Concepts: sentence-embeddings | siamese-networks | contrastive-learning | bi-encoder | semantic-similarity Builds on: bert-pre-training-of-deep-bidirectional-transformers-for-language-understanding — uses pretrained BERT as the encoder Leads to: rag-retrieval-augmented-generation — SBERT-style bi-encoders are the default retrieval backbone in RAG systems
BERT is a phenomenal sentence encoder for tasks where you process two sentences together — give it both as input with a [SEP] token, run a single forward pass, and read out the relevance score. But this is fatal for retrieval. To find the most similar sentence in a 10,000-sentence corpus, you’d need to run BERT 10,000 times per query, each time feeding a (query, candidate) pair — about 65 hours per query on a V100. Sentence-BERT (Reimers & Gurevych, EMNLP 2019) reorganizes the architecture: encode each sentence independently into a fixed-length vector, then compare with cosine similarity. The same 10K-sentence search drops to ~5 seconds, with negligible accuracy loss.
The core idea
The analogy: A cross-encoder (BERT-style) is like reading two essays side by side to compare them — slow but careful, you notice every interaction. A bi-encoder (Sentence-BERT-style) is like writing a one-paragraph summary of each essay separately, then comparing summaries — much faster, slightly lossy, but the summaries are reusable.
The architecture:
SENTENCE A ----[BERT]----> pool ----> u (768-dim vector)
\
cosine
/
SENTENCE B ----[BERT]----> pool ----> v (768-dim vector)
The two BERT towers share weights (siamese). The pooling step takes the per-token output and reduces it to a fixed vector — the paper finds mean pooling over all token outputs works best, beating the [CLS] token and max pooling. Then cosine similarity (or any vector distance) on (u, v) gives the relevance score.
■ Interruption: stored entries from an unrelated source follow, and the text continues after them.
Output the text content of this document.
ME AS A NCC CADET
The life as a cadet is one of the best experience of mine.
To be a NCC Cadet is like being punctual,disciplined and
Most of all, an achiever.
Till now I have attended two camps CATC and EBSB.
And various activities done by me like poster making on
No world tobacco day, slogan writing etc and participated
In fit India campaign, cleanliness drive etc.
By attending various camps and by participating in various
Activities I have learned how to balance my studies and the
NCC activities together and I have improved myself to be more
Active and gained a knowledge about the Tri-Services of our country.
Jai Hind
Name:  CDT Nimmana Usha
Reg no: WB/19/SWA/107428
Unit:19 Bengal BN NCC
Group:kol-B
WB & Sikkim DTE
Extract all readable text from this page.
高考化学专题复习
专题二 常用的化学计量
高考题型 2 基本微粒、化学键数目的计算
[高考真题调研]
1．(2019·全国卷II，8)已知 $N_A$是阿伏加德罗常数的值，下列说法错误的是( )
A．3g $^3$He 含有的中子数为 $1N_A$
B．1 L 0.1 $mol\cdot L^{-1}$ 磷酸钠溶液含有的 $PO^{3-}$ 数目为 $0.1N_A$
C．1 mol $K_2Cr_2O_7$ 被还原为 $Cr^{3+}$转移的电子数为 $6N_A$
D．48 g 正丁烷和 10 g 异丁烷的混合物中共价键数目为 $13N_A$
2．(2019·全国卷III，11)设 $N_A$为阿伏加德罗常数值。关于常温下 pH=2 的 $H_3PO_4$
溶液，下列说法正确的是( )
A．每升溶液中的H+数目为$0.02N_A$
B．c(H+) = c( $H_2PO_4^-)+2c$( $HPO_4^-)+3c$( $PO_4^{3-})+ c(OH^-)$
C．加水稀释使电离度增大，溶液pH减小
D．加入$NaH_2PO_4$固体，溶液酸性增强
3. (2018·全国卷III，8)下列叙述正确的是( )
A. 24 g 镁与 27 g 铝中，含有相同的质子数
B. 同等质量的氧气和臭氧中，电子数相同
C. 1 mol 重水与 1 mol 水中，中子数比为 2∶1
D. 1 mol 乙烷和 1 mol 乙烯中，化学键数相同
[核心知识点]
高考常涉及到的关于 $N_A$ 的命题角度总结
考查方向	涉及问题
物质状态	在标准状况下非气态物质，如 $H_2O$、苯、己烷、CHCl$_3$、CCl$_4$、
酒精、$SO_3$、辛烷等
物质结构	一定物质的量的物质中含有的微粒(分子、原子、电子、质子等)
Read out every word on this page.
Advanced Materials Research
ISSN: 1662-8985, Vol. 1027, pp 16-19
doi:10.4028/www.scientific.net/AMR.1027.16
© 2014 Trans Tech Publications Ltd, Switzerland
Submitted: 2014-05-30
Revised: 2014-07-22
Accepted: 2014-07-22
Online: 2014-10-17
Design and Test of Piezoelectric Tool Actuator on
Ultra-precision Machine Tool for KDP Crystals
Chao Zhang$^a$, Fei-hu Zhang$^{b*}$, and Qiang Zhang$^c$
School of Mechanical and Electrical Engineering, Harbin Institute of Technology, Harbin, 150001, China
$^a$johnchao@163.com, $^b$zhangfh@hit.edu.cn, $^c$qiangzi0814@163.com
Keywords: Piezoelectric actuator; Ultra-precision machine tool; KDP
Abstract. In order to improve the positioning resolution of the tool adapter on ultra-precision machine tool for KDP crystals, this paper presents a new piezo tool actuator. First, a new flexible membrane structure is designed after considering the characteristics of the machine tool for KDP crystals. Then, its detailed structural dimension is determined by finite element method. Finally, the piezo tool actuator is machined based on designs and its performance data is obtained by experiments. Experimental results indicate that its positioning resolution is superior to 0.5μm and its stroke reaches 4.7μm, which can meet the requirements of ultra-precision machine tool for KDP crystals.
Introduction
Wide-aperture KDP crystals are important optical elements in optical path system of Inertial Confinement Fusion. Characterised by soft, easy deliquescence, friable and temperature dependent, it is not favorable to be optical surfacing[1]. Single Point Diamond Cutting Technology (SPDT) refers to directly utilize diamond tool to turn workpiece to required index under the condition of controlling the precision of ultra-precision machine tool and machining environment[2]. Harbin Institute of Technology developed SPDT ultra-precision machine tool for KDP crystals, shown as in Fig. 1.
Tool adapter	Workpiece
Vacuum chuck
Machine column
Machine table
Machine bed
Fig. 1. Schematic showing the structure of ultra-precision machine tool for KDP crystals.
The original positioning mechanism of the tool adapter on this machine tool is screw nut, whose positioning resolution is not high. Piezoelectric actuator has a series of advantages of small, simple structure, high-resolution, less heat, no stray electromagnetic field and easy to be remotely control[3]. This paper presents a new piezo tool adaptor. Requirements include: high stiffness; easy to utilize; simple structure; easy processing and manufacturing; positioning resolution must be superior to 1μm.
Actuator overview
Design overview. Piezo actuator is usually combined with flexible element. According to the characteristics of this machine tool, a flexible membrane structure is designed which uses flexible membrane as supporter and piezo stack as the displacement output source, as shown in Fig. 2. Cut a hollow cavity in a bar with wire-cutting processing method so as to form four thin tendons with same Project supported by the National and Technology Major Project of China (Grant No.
Training: fine-tune the entire siamese stack on Natural Language Inference (NLI) pairs. Three labels: entailment (the sentences mean similar things), neutral, contradiction. The loss is a softmax classifier over the concatenation [u, v, |u-v|]. After training, you discard the classifier; the encoder produces semantically meaningful sentence vectors.
Walkthrough
The 10K-sentence retrieval problem:
SETUP: query = "How tall is the Eiffel Tower?"
corpus = 10,000 paragraphs.
CROSS-ENCODER (vanilla BERT):
for each candidate c in corpus:
score = BERT(query, c) # one full forward pass per pair
return top_k(scores)
Cost: 10,000 BERT forward passes * ~25ms = ~250 seconds per query.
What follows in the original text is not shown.